Des surplus à Québec, mais un ministre prudent

Le nouveau ministre québécois des Finances, Éric Girard
Photo: Jacques Boissinot La Presse canadienne Le nouveau ministre québécois des Finances, Éric Girard

Les coffres du gouvernement québécois affichent un excédent budgétaire de 3 milliards pour les cinq premiers mois de l’année, mais le nouveau ministre des Finances a affirmé vendredi qu’il ne faut pas projeter cette tendance sur 12 mois.

Grâce à des revenus qui augmentent beaucoup plus vite que les dépenses, l’excédent qui s’est accumulé du mois d’avril au mois d’août 2018 est près du double de celui de 1,7 milliard observé sur la même période il y a un an.

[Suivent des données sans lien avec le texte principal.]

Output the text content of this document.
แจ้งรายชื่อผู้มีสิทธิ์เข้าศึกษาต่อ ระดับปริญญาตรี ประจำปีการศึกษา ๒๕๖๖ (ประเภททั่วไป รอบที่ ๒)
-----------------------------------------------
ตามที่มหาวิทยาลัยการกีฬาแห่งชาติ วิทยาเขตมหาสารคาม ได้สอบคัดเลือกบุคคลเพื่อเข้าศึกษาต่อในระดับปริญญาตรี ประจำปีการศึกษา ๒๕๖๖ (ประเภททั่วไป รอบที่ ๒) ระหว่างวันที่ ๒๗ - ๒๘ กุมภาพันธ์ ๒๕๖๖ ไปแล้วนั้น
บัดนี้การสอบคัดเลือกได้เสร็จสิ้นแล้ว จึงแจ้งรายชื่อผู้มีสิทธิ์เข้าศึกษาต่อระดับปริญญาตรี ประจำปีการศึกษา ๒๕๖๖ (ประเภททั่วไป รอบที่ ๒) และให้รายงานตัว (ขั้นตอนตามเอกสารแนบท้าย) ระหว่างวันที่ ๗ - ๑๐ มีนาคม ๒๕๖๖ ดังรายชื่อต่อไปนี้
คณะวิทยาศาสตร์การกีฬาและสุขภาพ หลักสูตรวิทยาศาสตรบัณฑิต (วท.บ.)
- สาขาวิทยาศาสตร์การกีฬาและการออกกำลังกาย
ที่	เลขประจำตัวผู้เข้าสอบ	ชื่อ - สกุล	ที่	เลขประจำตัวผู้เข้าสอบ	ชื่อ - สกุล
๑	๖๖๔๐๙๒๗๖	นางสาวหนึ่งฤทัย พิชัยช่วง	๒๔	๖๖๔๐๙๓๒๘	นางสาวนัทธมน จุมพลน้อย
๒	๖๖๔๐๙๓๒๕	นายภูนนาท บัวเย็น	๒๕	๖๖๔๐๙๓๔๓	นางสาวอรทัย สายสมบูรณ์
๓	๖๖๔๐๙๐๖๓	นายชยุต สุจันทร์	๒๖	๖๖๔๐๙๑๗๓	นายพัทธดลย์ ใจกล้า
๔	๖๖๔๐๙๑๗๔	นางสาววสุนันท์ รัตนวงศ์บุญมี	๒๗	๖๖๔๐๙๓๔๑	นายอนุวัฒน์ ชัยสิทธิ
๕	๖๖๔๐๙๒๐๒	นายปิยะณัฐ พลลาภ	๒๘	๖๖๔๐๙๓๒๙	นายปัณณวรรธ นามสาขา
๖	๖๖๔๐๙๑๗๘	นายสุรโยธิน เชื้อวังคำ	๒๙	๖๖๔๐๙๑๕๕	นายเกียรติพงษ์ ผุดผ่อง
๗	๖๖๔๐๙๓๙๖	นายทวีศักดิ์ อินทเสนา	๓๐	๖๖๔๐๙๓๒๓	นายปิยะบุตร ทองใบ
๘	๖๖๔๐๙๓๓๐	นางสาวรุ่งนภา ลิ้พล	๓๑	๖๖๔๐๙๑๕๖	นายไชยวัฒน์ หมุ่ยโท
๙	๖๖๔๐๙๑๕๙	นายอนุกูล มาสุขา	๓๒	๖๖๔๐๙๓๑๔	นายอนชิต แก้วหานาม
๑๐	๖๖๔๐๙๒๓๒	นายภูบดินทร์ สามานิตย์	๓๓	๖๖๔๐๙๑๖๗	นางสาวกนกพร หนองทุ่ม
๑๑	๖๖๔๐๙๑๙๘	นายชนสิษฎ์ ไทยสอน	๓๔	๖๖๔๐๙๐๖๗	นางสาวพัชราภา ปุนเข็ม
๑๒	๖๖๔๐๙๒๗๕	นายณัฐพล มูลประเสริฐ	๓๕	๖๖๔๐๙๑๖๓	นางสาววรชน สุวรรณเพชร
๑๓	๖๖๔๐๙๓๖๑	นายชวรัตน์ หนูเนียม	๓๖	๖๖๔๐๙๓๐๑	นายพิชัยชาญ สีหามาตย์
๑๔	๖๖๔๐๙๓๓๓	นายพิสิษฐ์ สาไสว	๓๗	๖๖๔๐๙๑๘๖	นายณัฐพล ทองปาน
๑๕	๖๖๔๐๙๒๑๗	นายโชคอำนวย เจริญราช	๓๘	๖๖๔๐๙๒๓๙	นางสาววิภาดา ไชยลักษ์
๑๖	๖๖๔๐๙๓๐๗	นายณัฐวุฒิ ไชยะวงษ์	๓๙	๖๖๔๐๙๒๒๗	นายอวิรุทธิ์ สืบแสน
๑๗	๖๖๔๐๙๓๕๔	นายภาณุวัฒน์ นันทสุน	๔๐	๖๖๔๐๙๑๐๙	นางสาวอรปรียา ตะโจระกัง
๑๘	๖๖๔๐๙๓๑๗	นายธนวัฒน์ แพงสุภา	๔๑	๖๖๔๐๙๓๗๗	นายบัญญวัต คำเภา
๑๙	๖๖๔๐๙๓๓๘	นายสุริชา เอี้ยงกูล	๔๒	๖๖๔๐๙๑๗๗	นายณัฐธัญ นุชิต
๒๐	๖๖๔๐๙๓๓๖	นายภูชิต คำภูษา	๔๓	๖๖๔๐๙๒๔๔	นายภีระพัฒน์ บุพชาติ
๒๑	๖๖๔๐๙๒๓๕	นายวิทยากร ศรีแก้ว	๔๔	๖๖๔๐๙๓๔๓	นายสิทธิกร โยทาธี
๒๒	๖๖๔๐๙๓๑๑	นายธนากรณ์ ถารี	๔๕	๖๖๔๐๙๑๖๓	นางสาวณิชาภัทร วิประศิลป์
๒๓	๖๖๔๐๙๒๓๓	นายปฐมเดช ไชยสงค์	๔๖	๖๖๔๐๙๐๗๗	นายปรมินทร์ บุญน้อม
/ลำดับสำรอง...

« Il ne faut surtout pas conclure que les revenus vont soutenir le même rythme sur un horizon de 12 mois qu’ils ont connu sur les cinq premiers mois », a déclaré vendredi le nouveau ministre des Finances, Éric Girard, lors d’une conférence téléphonique avec la presse pour présenter les revenus et dépenses du Québec au 31 août.

Au cours des cinq premiers mois de l’année, les revenus du gouvernement ont augmenté de 6,6 % par rapport à l’an dernier, stimulés par un bond de plus de 7 % de ses revenus autonomes. Les dépenses ont affiché une hausse de 4,4 %, résultat d’une croissance de 5,2 % des dépenses de programmes et d’une baisse de 3,9 % du service de la dette.

« Pour les cinq premiers mois de l’année, l’économie a été plus forte, et dans la hausse de 6,6 % [des revenus], il y a certains éléments non récurrents », a affirmé le ministre Girard.

Si l’on exclut le montant versé au Fonds des générations, l’excédent sur cinq mois s’élève à 4,1 milliards, indique également le Rapport mensuel des opérations financières.

Équilibre cette année

L’économie du Québec a vécu une croissance de 1 % en 2015 et de 1,4 % en 2016. Elle a ensuite bondi à 3 % en 2017, ce qui a stimulé les revenus du gouvernement provenant de l’impôt des sociétés, et devrait atteindre 2,1 % cette année, selon le rapport préélectoral. Elle redescendra vers 1,3 % d’ici 2021.

Selon le rapport préélectoral présenté par le ministère des Finances cet été, l’année 2018-2019 devrait se terminer sur un équilibre budgétaire. Cela serait le résultat net d’un excédent de 1,85 milliard, d’un versement de 2,5 milliards au Fonds des générations et d’une ponction de 637 millions dans la réserve de stabilisation.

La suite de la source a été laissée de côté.